13. The aforesaid decisions show that where the tenancy is exclusively for premises and not for land and on the destruction of the subject matter the tenancy stands extinguished. However, the Bombay High Court in Hind Rubber Industries Pvt. Ltd. vs. Tayebhai Mohammedbhai Bagasarwalla (MANU/MH/0066/1996 : AIR 1996 Bom 389) and a Division Bench of Kerala High Court in V.Kalpakam Amma vs. Muthurama Iyer Muthurkrishna Iyer (MANU/KE/0021/1995 : AIR 1995 Ker 99) have taken a contrary view of the matter.
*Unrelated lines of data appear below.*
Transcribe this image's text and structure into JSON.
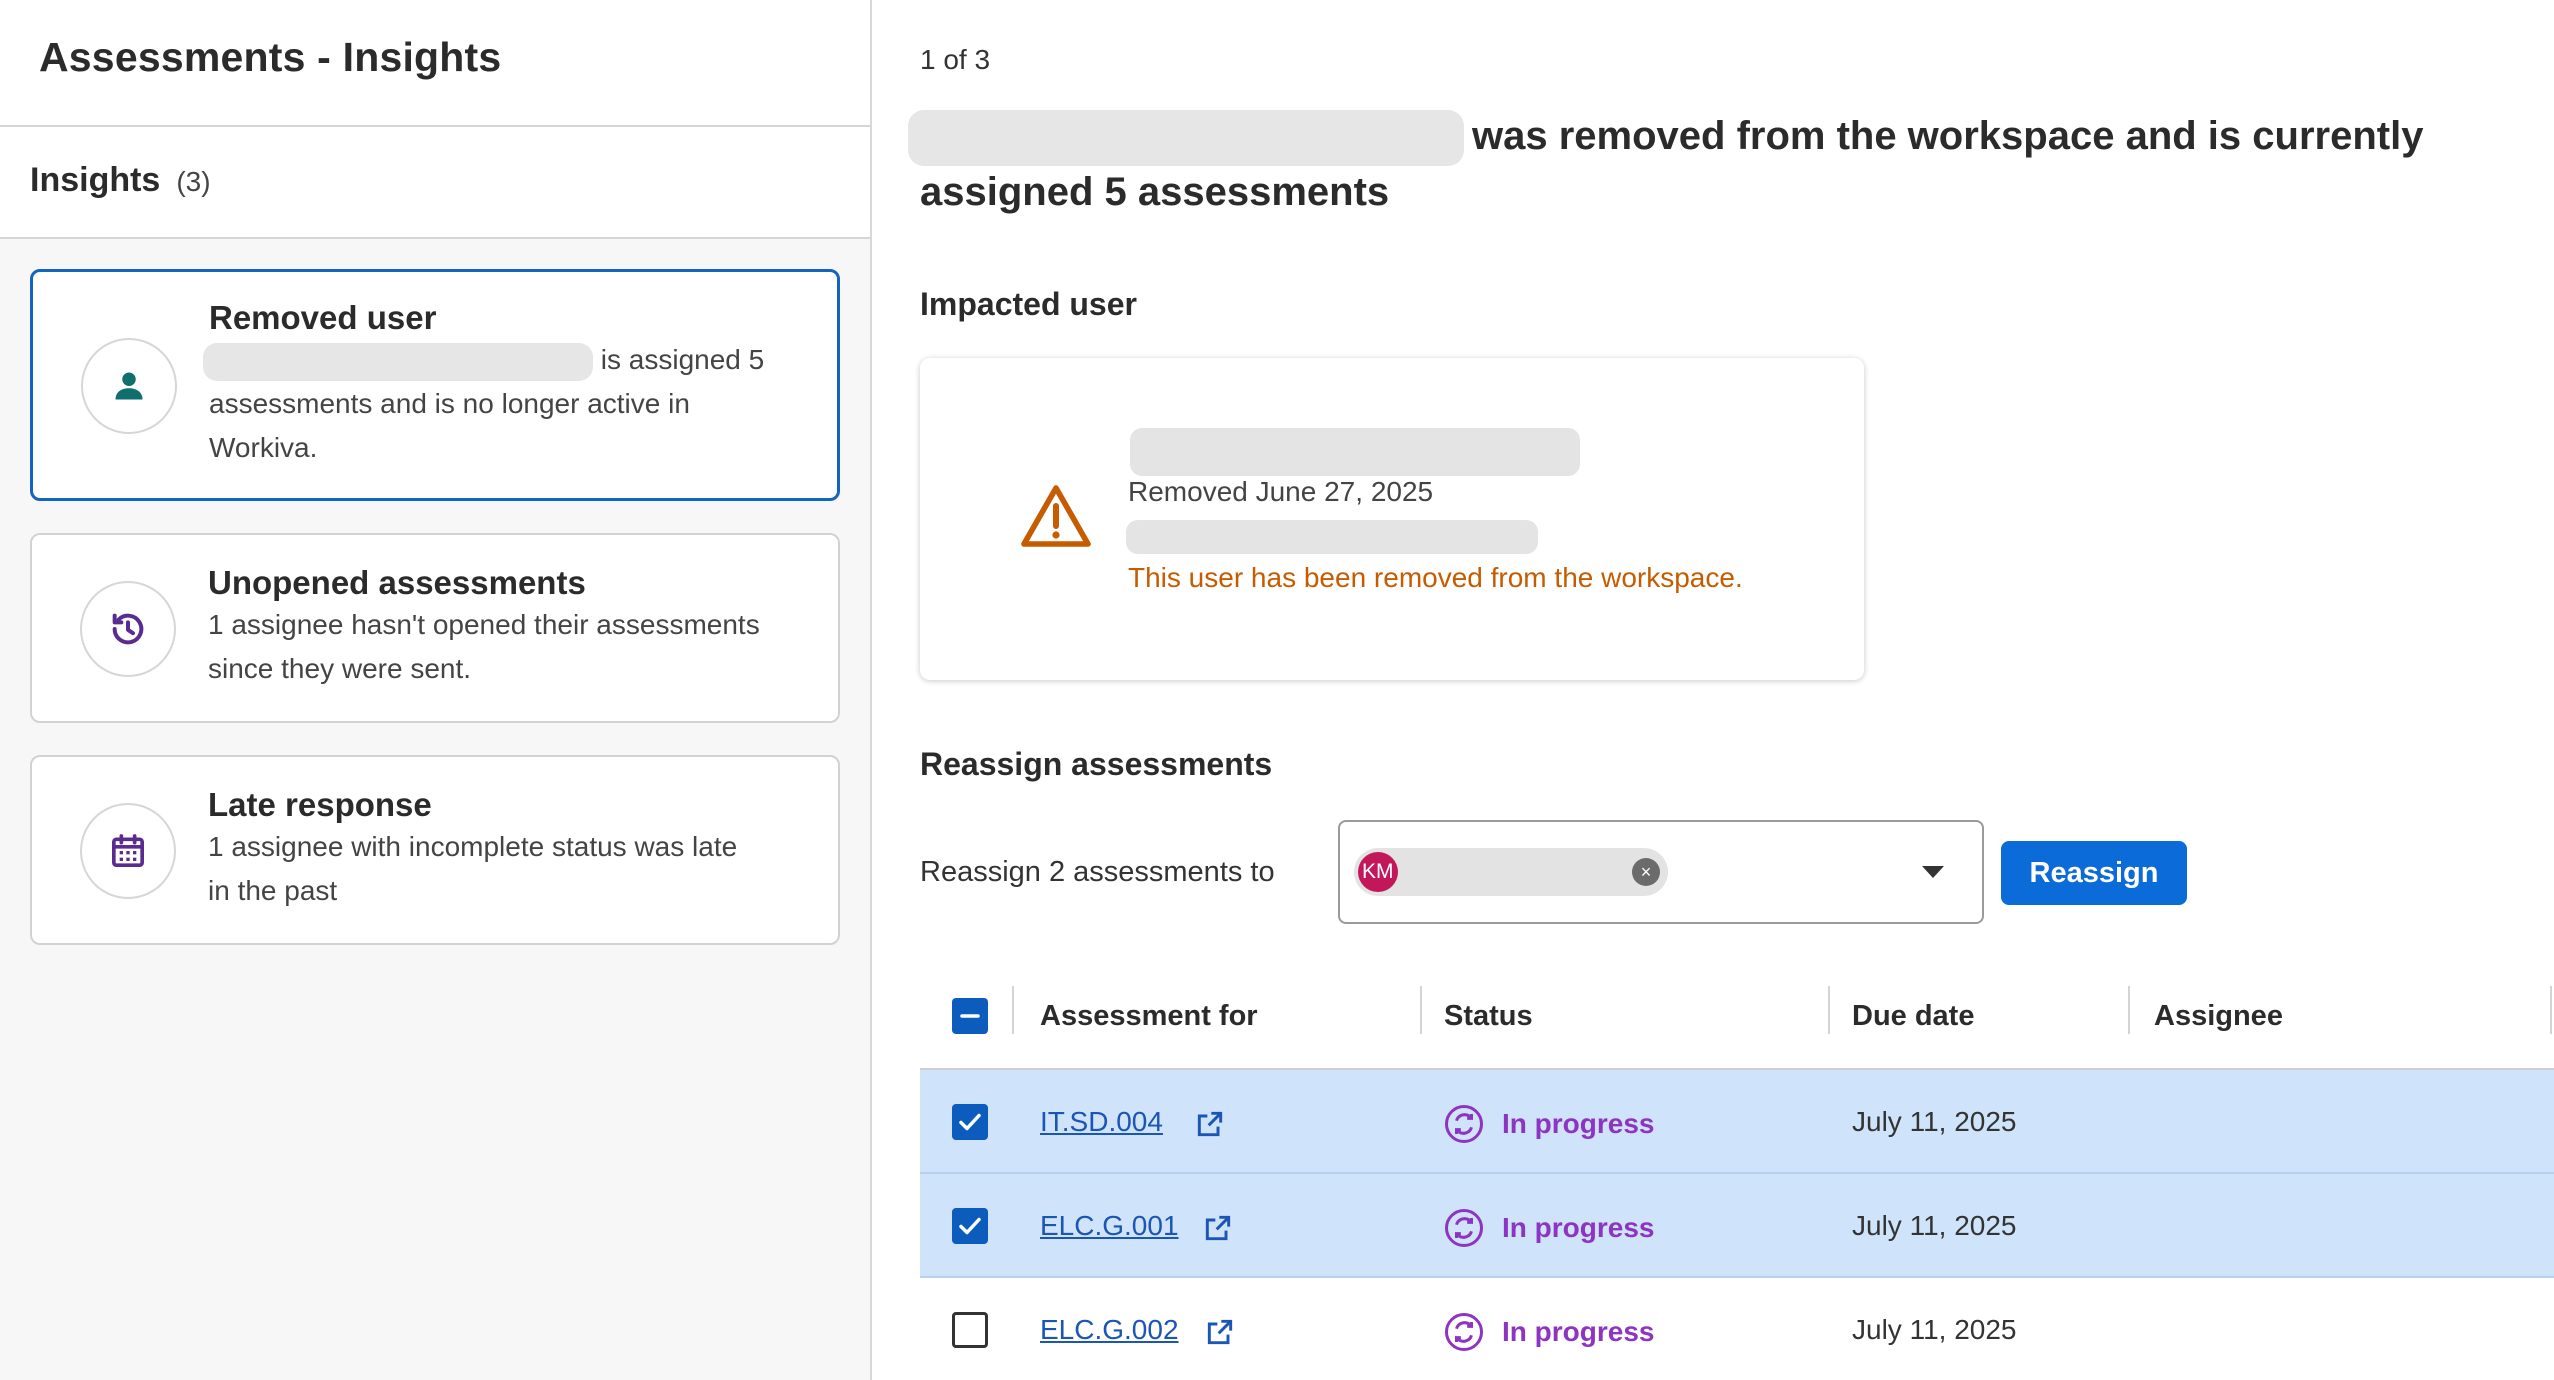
{
  "left": {
    "title": "Assessments - Insights",
    "insights_label": "Insights",
    "insights_count": "(3)",
    "cards": [
      {
        "title": "Removed user",
        "text_after_name": "is assigned 5",
        "text_rest": "assessments and is no longer active in",
        "text_end": "Workiva.",
        "icon": "user-icon"
      },
      {
        "title": "Unopened assessments",
        "text_line1": "1 assignee hasn't opened their assessments",
        "text_line2": "since they were sent.",
        "icon": "history-icon"
      },
      {
        "title": "Late response",
        "text_line1": "1 assignee with incomplete status was late",
        "text_line2": "in the past",
        "icon": "calendar-icon"
      }
    ]
  },
  "right": {
    "pager": "1 of 3",
    "headline_rest": "was removed from the workspace and is currently assigned 5 assessments",
    "impacted_title": "Impacted user",
    "removed_date": "Removed June 27, 2025",
    "removed_msg": "This user has been removed from the workspace.",
    "reassign_title": "Reassign assessments",
    "reassign_label": "Reassign 2 assessments to",
    "chip_initials": "KM",
    "reassign_button": "Reassign"
  },
  "table": {
    "headers": [
      "Assessment for",
      "Status",
      "Due date",
      "Assignee"
    ],
    "rows": [
      {
        "id": "IT.SD.004",
        "status": "In progress",
        "due": "July 11, 2025",
        "selected": true
      },
      {
        "id": "ELC.G.001",
        "status": "In progress",
        "due": "July 11, 2025",
        "selected": true
      },
      {
        "id": "ELC.G.002",
        "status": "In progress",
        "due": "July 11, 2025",
        "selected": false
      }
    ]
  },
  "colors": {
    "accent": "#0b6bd8",
    "selected_row": "#cfe3fb",
    "status": "#8e34c2",
    "warning": "#c75b00",
    "user_icon": "#0f6e6e"
  }
}
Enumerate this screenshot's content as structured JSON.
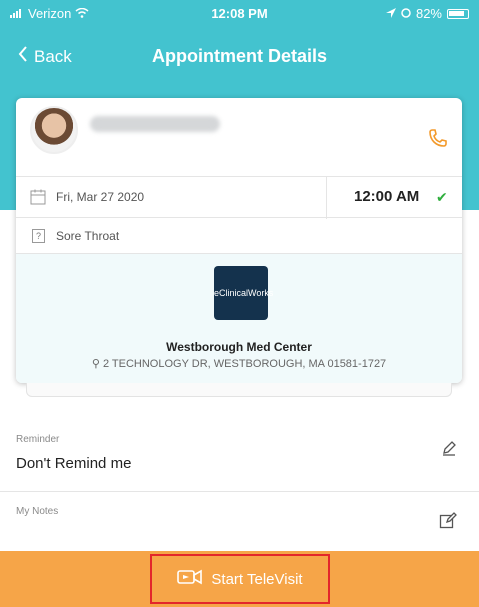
{
  "status": {
    "carrier": "Verizon",
    "time": "12:08 PM",
    "battery": "82%"
  },
  "nav": {
    "back_label": "Back",
    "title": "Appointment Details"
  },
  "appointment": {
    "date": "Fri, Mar 27 2020",
    "time": "12:00 AM",
    "reason": "Sore Throat",
    "facility_logo": "eClinicalWorks",
    "facility_name": "Westborough Med Center",
    "facility_address": "2 TECHNOLOGY DR, WESTBOROUGH, MA 01581-1727"
  },
  "reminder": {
    "label": "Reminder",
    "value": "Don't Remind me"
  },
  "notes": {
    "label": "My Notes"
  },
  "actions": {
    "televisit_label": "Start TeleVisit"
  },
  "colors": {
    "header": "#43c3cf",
    "action_bar": "#f6a548",
    "phone_icon": "#f39a2b",
    "confirmed_check": "#2fae3d",
    "highlight_border": "#e3262b"
  }
}
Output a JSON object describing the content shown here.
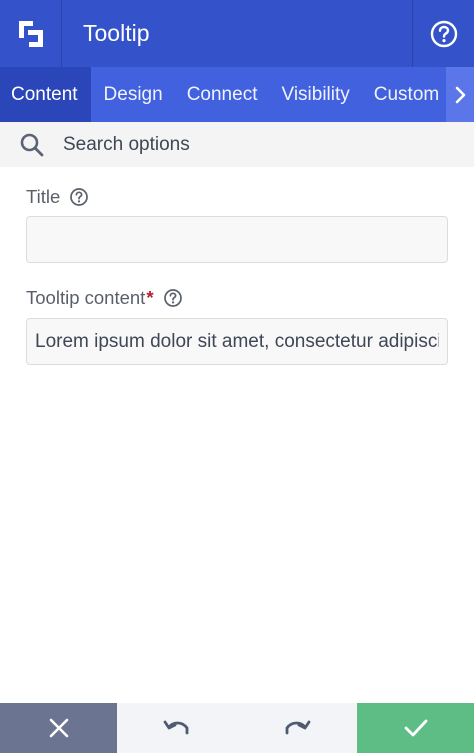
{
  "header": {
    "title": "Tooltip",
    "logo_icon": "builder-logo-icon",
    "help_icon": "help-circle-icon"
  },
  "tabs": [
    {
      "label": "Content",
      "active": true
    },
    {
      "label": "Design",
      "active": false
    },
    {
      "label": "Connect",
      "active": false
    },
    {
      "label": "Visibility",
      "active": false
    },
    {
      "label": "Custom",
      "active": false
    }
  ],
  "search": {
    "placeholder": "Search options",
    "icon": "search-icon"
  },
  "fields": {
    "title": {
      "label": "Title",
      "value": ""
    },
    "tooltip_content": {
      "label": "Tooltip content",
      "required_mark": "*",
      "value": "Lorem ipsum dolor sit amet, consectetur adipiscing elit."
    }
  },
  "footer": {
    "cancel_icon": "close-icon",
    "undo_icon": "undo-icon",
    "redo_icon": "redo-icon",
    "confirm_icon": "check-icon"
  },
  "colors": {
    "header_bg": "#3453ca",
    "tabs_bg": "#4161de",
    "active_tab_bg": "#2a46b8",
    "cancel_bg": "#6b7491",
    "confirm_bg": "#5dbd85"
  }
}
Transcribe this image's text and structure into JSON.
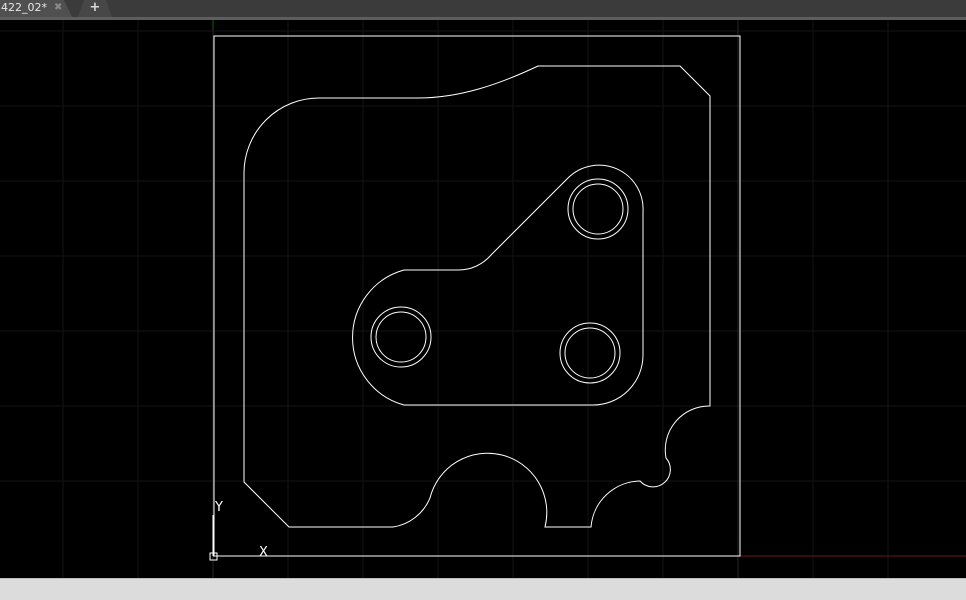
{
  "tabs": [
    {
      "label": "422_02*",
      "close_glyph": "✖"
    }
  ],
  "new_tab_glyph": "+",
  "ucs": {
    "x_label": "X",
    "y_label": "Y"
  },
  "colors": {
    "background": "#000000",
    "geometry": "#ffffff",
    "grid_minor": "#141414",
    "grid_major": "#262626",
    "x_axis": "#7a1818"
  },
  "status": {}
}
14. Learned counsel appearing for the appellant pressed into service the aforesaid two decisions, one in Hind Rubber Industries Pvt Ltd. (supra) and second in V. Kalpakam Amma (supra) and contended that on the destruction of the building the tenancy right of the tenant is not extinguished. It is also stated that a special leave petition filed against the decision in Hind Rubber Industries Pvt. Ltd. (supra) was dismissed by this Court and, therefore, the said decision has seal of approval by this Court. In the case of Hind Rubber Industries Pvt. Ltd. (supra) the plaintiff was the owner of the building. The said building was let out to the defendant and the building so let out caught fire and the building occupied by the defendant was gutted and destroyed. The plaintiff brought a suit in the City Civil Court, Bombay for mandatory injunction restraining the defendant from carrying out any work or construction on the disputed land or enter upon the said laid. The defendant raised an objection that the suit filed by the plaintiff in City Civil Court was not maintainable. A preliminary issue was struck as to whether the Court had jurisdiction to entertain the suit. The trial Court held that it had jurisdiction to entertain and try the suit. On a Civil Revision petition filed by the defendant, the Bombay High Court held that since on the destruction of the property the tenancy is not extinguished and relationship of landlord and tenant continued to exist, therefore the City Civil Court had no jurisdiction to entertain and try the suit. While holding so the High Court relied upon Section 108(B) (e) of the Act which runs as under:
108(B)(e) If by fire, tempest or flood, or violence of any army or of a mob, or other irresistible force, any material part of the property be wholly destroyed or rendered substantially and permanently unfit for the purposes for which it was let, the lease shall, at the option of the lessee, be void;
Provided that, if the injury be occasioned by the wrongful act or default of the lessee, he shall not be entitled to avail himself of the benefit of this provision;
The aforesaid Section provides that in case of destruction of the property by fire, tempest or flood, or violence of any army lease may be rendered void at the option of the lessee provided that such injury to the leased property has not been occasioned by the wrongful act or default of the lessee. According to the High Court the rights of the tenant in leased property subsisted even if the leased premises has been destroyed by fire, unless the tenant exercises his option that the tenancy is rendered void. The question therefore arises whether on destruction of tenanted shop governed by the State Rent Act, the tenant can assert his possession on the vacant land on the footing that the tenancy continued to exist under Section 108(B)(e) of the Act. In other words whether in the aforesaid situation the provisions of Section 108 (B) (e) has any application.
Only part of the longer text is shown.